Co-Authored-By: Claude Opus 4.8 <noreply@anthropic.com>
2026-06-30 14:09:24 -04:00

4.1 KiB

Images & visitor metrics — policy of record

Encodes the decisions from the 2026-06-30 Codex audit. Update this doc when the policy changes.

Article images — source-level rights policy

We do not blanket-cache publisher images. Caching (re-hosting a copy on our origin) is opt-in per source; the safe default is to display the publisher's own image without copying it.

sources.image_policy (one of):

policy meaning when to use
cache Re-host a downscaled WebP (≤800px) at /api/img/<id> ONLY sources we've cleared: open license (CC etc.), explicit permission, public domain, or our own/gov public-domain material
remote (default) Hotlink the publisher's image URL (with the frontend's graceful retry) Anything not explicitly cleared — display, never copy
none No image (typographic topic cover) Sources whose terms don't support display, or known-bad imagery

Default for new/unknown sources is remote. Nothing is re-hosted until an admin sets a source to cache (admin → Sources → expand a source → Images selector, or POST /api/admin/sources/{id}/image-policy {"policy": "cache"}).

Why conservative: fair use is case-specific and balances four factors; "reduced + attributed + linked" is good practice but not permission, and the search-engine-thumbnail precedent (Perfect 10 v. Amazon) turned on a specifically transformative image-search function, not a universal thumbnail exemption. So re-hosting waits on a per-source rights basis.

How resolution works

  • newsimg.display_url(article_id, image_policy, raw_url) returns the display URL: /api/img/<id> for cache, the publisher URL for remote, None for none/no-image.
  • Applied server-side in Article.from_row (feed/brief/history) and share.py (the /a/<id> page). og:image/twitter:image always reference the publisher's own image URL (a link, not a copy) — never our cached path — so social crawlers don't hit our endpoint.
  • The frontend uses the resolved image_url as-is; the hub probe-retry + ArticleCard onerror cover slow/failed loads for both cached and hotlinked URLs.

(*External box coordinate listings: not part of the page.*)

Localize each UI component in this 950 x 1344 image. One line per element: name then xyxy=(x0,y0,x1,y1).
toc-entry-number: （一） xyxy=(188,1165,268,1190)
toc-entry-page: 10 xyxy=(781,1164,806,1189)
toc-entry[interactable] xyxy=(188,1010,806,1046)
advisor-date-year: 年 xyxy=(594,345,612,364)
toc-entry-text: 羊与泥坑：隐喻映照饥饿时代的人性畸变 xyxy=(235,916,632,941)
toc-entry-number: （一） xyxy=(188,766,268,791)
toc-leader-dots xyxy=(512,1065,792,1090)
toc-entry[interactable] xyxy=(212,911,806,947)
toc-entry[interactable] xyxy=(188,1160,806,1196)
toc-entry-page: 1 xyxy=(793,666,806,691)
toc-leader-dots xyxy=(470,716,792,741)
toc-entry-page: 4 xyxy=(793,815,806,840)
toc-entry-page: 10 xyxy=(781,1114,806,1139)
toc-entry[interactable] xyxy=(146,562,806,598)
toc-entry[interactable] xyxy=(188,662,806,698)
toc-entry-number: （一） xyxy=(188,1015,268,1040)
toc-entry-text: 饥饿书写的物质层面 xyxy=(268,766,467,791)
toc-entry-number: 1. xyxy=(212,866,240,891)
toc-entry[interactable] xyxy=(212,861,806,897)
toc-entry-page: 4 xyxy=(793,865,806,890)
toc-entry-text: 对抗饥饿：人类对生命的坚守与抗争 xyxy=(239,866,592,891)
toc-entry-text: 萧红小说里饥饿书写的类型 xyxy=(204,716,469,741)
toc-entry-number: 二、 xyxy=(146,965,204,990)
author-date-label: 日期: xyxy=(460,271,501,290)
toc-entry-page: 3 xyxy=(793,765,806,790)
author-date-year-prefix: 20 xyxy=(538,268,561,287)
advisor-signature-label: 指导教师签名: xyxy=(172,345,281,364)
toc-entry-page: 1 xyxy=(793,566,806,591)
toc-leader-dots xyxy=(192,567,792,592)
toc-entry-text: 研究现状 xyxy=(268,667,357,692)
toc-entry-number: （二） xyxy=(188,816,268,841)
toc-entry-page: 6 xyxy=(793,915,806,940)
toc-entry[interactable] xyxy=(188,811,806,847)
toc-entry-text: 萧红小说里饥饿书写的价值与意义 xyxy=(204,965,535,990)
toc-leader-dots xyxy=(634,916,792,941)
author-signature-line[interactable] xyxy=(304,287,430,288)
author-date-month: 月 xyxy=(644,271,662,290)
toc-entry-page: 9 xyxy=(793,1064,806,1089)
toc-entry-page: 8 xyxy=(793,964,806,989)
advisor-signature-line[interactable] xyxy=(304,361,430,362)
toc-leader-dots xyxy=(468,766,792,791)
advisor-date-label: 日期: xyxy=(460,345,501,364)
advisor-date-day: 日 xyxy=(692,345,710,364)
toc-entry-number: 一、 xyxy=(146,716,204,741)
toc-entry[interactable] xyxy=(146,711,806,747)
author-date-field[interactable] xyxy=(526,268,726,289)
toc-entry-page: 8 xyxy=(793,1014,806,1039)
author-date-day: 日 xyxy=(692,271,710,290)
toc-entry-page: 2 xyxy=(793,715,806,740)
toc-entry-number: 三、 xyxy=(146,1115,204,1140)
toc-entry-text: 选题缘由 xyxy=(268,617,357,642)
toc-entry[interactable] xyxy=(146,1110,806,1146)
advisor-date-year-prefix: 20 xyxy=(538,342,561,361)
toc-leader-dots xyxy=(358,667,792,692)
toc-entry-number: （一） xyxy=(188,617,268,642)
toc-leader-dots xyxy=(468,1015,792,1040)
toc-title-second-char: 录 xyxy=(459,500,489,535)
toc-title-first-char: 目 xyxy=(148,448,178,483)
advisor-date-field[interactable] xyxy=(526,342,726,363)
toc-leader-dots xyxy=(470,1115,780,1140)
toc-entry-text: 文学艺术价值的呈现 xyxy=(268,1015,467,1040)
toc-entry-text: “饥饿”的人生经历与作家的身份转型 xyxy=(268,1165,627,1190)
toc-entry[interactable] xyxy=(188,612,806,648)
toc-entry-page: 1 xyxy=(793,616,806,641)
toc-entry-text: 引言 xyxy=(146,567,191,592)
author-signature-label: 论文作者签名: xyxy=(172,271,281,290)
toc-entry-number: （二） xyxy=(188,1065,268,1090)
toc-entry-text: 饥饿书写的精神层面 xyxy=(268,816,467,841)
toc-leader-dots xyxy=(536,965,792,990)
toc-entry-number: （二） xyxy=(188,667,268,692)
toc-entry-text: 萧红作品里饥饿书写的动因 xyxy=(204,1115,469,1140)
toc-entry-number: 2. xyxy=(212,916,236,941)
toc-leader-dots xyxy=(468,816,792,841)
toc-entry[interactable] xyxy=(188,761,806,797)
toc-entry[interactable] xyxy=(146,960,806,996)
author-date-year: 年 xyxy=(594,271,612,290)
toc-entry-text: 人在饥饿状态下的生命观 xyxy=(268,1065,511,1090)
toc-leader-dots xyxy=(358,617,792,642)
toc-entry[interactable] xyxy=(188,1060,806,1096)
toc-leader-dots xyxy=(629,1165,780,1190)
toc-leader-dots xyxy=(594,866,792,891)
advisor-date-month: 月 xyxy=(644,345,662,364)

Cache mechanics (goodnews/newsimg.py)

  • The cycle owns all fetching (warm()), gated on image_policy='cache', under the cycle lock. GET /api/img/<id> serves cache hits only (never fetches), restricted to accepted + canonical articles whose source is cache. No SSRF/worker-exhaustion surface on the public endpoint.
  • _safe_fetch: http(s) only, _host_is_public on every redirect hop (HTTPError-based redirects followed), body capped. 4xx≠429 = permanent (negative-cached via <sha1>.fail); 429/5xx/network = transient.
  • _encode: decoded raster → WebP only; rejects SVG/undecodable; pixel ceiling enforced (w*h > _MAX_PIXELS) before decode. Originals are never retained.
  • Bounded: hard size cap (default 1 GB, GOODNEWS_IMG_CACHE_CAP) with LRU eviction; .fail markers swept after _FAIL_TTL_S. data/img_cache/ is gitignored (runtime data).

Visitor metrics — Recorded visits vs Engaged readers

A JS-capable bot can trip the visit beacon, so the admin shows two numbers:

  • Recorded visits — raw count: one daily visit beacon per device. Known-bot User-Agents are filtered at /api/events (queries.is_bot_ua), but UA-spoofing bots still land here. Noisy.
  • Engaged readers — distinct visitor-day with deliberate activity (the honest number):
    • the gesture-gated engaged beacon (analytics.armEngaged, mirrored on the share page) — fires once/day only after ~8s visible and a real scroll/pointer/key/touch; or
    • a deliberate action: source_click, full_story, share_ub/copy_source/native_share, replace_used, paywall_replace, paywalled_source_open, not_today/less_like_this/hide_topic, or a game started/completed/shared.
    • Never counts auto-fired visit/summary_viewed/open, replace_none, or game *_arrival.
    • Defined by queries.ENGAGED_EVENT_KINDS; surfaced as visitors.engaged_today/d7/d30.

Privacy unchanged: only a salted visitor_hash is stored (no IP, no raw token, no fingerprint).